Prostitution frisst die Seele auf
Eine Sexarbeiterin muss abgehärtet sein und es mögen, viel Sex mit vielen Männern zu haben. Sonst macht der Job keinen Spaß. Frauen, die anschaffen müssen - weil sie von einem Zuhälter gezwungen werden oder so dringend Geld brauchen, dass sie keine andere Wahl haben -, tun mir leid. Ich habe Frauen kennengelernt, die nach jedem Freier weinten. Die waren nach einem Monat im Bordell fertig.

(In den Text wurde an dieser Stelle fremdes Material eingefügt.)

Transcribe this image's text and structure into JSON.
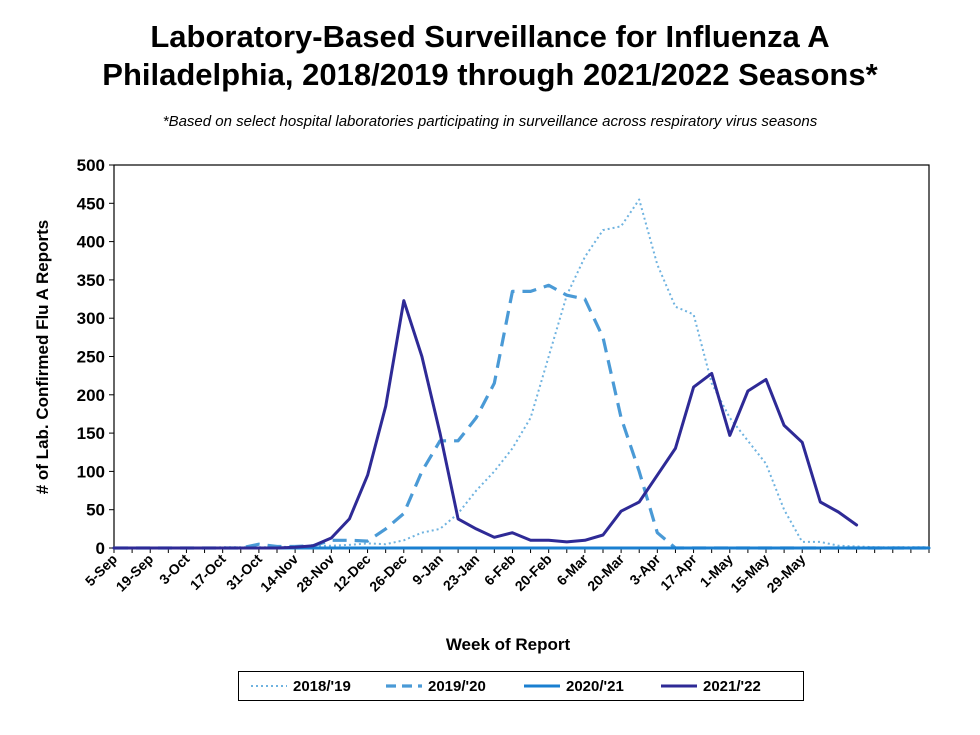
{
  "chart_data": {
    "type": "line",
    "title": "Laboratory-Based Surveillance for Influenza A",
    "title_line2": "Philadelphia, 2018/2019 through 2021/2022 Seasons*",
    "subtitle": "*Based on select hospital laboratories participating in surveillance across respiratory virus seasons",
    "xlabel": "Week of Report",
    "ylabel": "# of Lab. Confirmed Flu A Reports",
    "ylim": [
      0,
      500
    ],
    "yticks": [
      0,
      50,
      100,
      150,
      200,
      250,
      300,
      350,
      400,
      450,
      500
    ],
    "x_tick_labels": [
      "5-Sep",
      "19-Sep",
      "3-Oct",
      "17-Oct",
      "31-Oct",
      "14-Nov",
      "28-Nov",
      "12-Dec",
      "26-Dec",
      "9-Jan",
      "23-Jan",
      "6-Feb",
      "20-Feb",
      "6-Mar",
      "20-Mar",
      "3-Apr",
      "17-Apr",
      "1-May",
      "15-May",
      "29-May"
    ],
    "grid": false,
    "legend_position": "bottom",
    "series": [
      {
        "name": "2018/'19",
        "color": "#6fb3e0",
        "style": "dotted",
        "values": [
          0,
          0,
          0,
          0,
          0,
          0,
          1,
          1,
          1,
          1,
          2,
          3,
          3,
          4,
          6,
          5,
          10,
          20,
          25,
          45,
          75,
          100,
          130,
          170,
          250,
          330,
          380,
          415,
          420,
          455,
          370,
          315,
          305,
          215,
          170,
          140,
          110,
          50,
          8,
          8,
          3,
          2,
          1,
          1,
          1,
          1
        ]
      },
      {
        "name": "2019/'20",
        "color": "#4a9ad6",
        "style": "dashed",
        "values": [
          0,
          0,
          0,
          0,
          0,
          0,
          0,
          0,
          5,
          2,
          2,
          3,
          10,
          10,
          9,
          25,
          45,
          100,
          140,
          140,
          170,
          215,
          335,
          335,
          343,
          330,
          325,
          275,
          170,
          100,
          20,
          0,
          0,
          0,
          0,
          0,
          0,
          0,
          0,
          0,
          0,
          0,
          0,
          0,
          0,
          0
        ]
      },
      {
        "name": "2020/'21",
        "color": "#1a7fd0",
        "style": "solid",
        "values": [
          0,
          0,
          0,
          0,
          0,
          0,
          0,
          0,
          0,
          0,
          0,
          0,
          0,
          0,
          0,
          0,
          0,
          0,
          0,
          0,
          0,
          0,
          0,
          0,
          0,
          0,
          0,
          0,
          0,
          0,
          0,
          0,
          0,
          0,
          0,
          0,
          0,
          0,
          0,
          0,
          0,
          0,
          0,
          0,
          0,
          0
        ]
      },
      {
        "name": "2021/'22",
        "color": "#2e2a96",
        "style": "solid",
        "values": [
          0,
          0,
          0,
          0,
          0,
          0,
          0,
          0,
          0,
          0,
          1,
          3,
          13,
          38,
          95,
          185,
          323,
          250,
          150,
          38,
          25,
          14,
          20,
          10,
          10,
          8,
          10,
          17,
          48,
          60,
          95,
          130,
          210,
          228,
          147,
          205,
          220,
          160,
          138,
          60,
          47,
          30
        ]
      }
    ]
  }
}
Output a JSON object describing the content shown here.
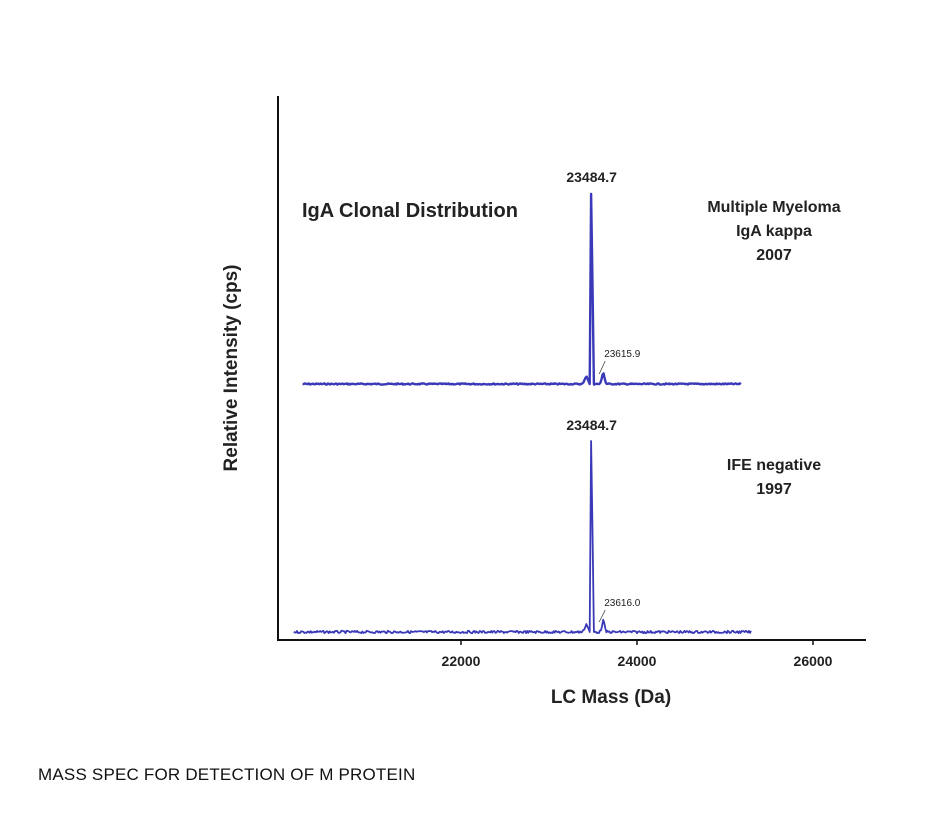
{
  "caption": "MASS SPEC FOR DETECTION OF M PROTEIN",
  "chart_data": {
    "type": "line",
    "title": "IgA Clonal Distribution",
    "xlabel": "LC Mass (Da)",
    "ylabel": "Relative Intensity (cps)",
    "xticks": [
      22000,
      24000,
      26000
    ],
    "xlim": [
      20000,
      26600
    ],
    "grid": false,
    "line_color": "#3a3ab8",
    "series": [
      {
        "name": "Multiple Myeloma IgA kappa 2007",
        "label_lines": [
          "Multiple Myeloma",
          "IgA kappa",
          "2007"
        ],
        "x_range": [
          20200,
          25180
        ],
        "peaks": [
          {
            "x": 23484.7,
            "height": 1.0,
            "label": "23484.7"
          },
          {
            "x": 23615.9,
            "height": 0.06,
            "label": "23615.9"
          }
        ]
      },
      {
        "name": "IFE negative 1997",
        "label_lines": [
          "IFE negative",
          "1997"
        ],
        "x_range": [
          20100,
          25300
        ],
        "peaks": [
          {
            "x": 23484.7,
            "height": 1.0,
            "label": "23484.7"
          },
          {
            "x": 23616.0,
            "height": 0.06,
            "label": "23616.0"
          }
        ]
      }
    ]
  }
}
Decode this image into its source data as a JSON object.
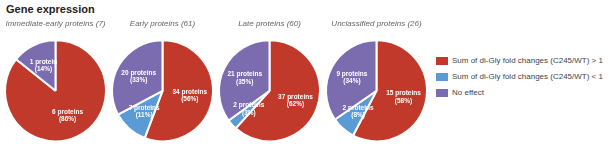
{
  "chart_data": {
    "type": "pie",
    "title": "Gene expression",
    "categories": [
      "Sum of di-Gly fold changes (C245/WT) > 1",
      "Sum of di-Gly fold changes (C245/WT) < 1",
      "No effect"
    ],
    "colors": [
      "#c0392b",
      "#5b9bd5",
      "#7b6cb0"
    ],
    "series": [
      {
        "name": "Immediate-early proteins (7)",
        "values": [
          6,
          0,
          1
        ],
        "value_labels": [
          "6 proteins\n(86%)",
          null,
          "1 protein\n(14%)"
        ]
      },
      {
        "name": "Early proteins (61)",
        "values": [
          34,
          7,
          20
        ],
        "value_labels": [
          "34 proteins\n(56%)",
          "7 proteins\n(11%)",
          "20 proteins\n(33%)"
        ]
      },
      {
        "name": "Late proteins (60)",
        "values": [
          37,
          2,
          21
        ],
        "value_labels": [
          "37 proteins\n(62%)",
          "2 proteins\n(3%)",
          "21 proteins\n(35%)"
        ]
      },
      {
        "name": "Unclassified proteins (26)",
        "values": [
          15,
          2,
          9
        ],
        "value_labels": [
          "15 proteins\n(58%)",
          "2 proteins\n(8%)",
          "9 proteins\n(34%)"
        ]
      }
    ],
    "legend": "right",
    "data_labels": true
  }
}
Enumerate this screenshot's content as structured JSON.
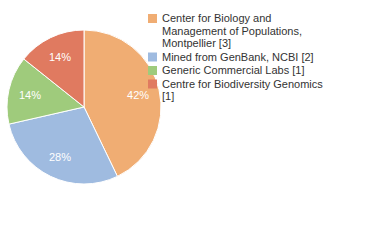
{
  "chart_data": {
    "type": "pie",
    "categories": [
      "Center for Biology and Management of Populations, Montpellier [3]",
      "Mined from GenBank, NCBI [2]",
      "Generic Commercial Labs [1]",
      "Centre for Biodiversity Genomics [1]"
    ],
    "values": [
      42,
      28,
      14,
      14
    ],
    "value_labels": [
      "42%",
      "28%",
      "14%",
      "14%"
    ],
    "colors": [
      "#f0ad73",
      "#9fbbe0",
      "#9fcb7c",
      "#e07a60"
    ],
    "data_labels": true,
    "legend": "top-right"
  }
}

Prostitution frisst deine Seele auf, das stimmt schon. Das geht sogar mir so, obwohl ich den Job mag. Mit Anfang 20 fand ich noch alles geil: Party, Geld, Sex, yeah! Je älter ich werde, desto weniger kann ich ertragen. Inzwischen empfinde ich sogar meine Stammkunden manchmal als Zumutung und möchte sie am liebsten von mir runter und aus dem Zimmer werfen. Wobei man in jedem anderen Beruf auch Tage hat, an denen man denkt: Ich will das alles nicht. Ihr müsst sicher ebenfalls oft Dinge tun, auf die ihr gerade keine Lust habt, oder ein Produkt verkaufen, von dem ihr nicht überzeugt seid.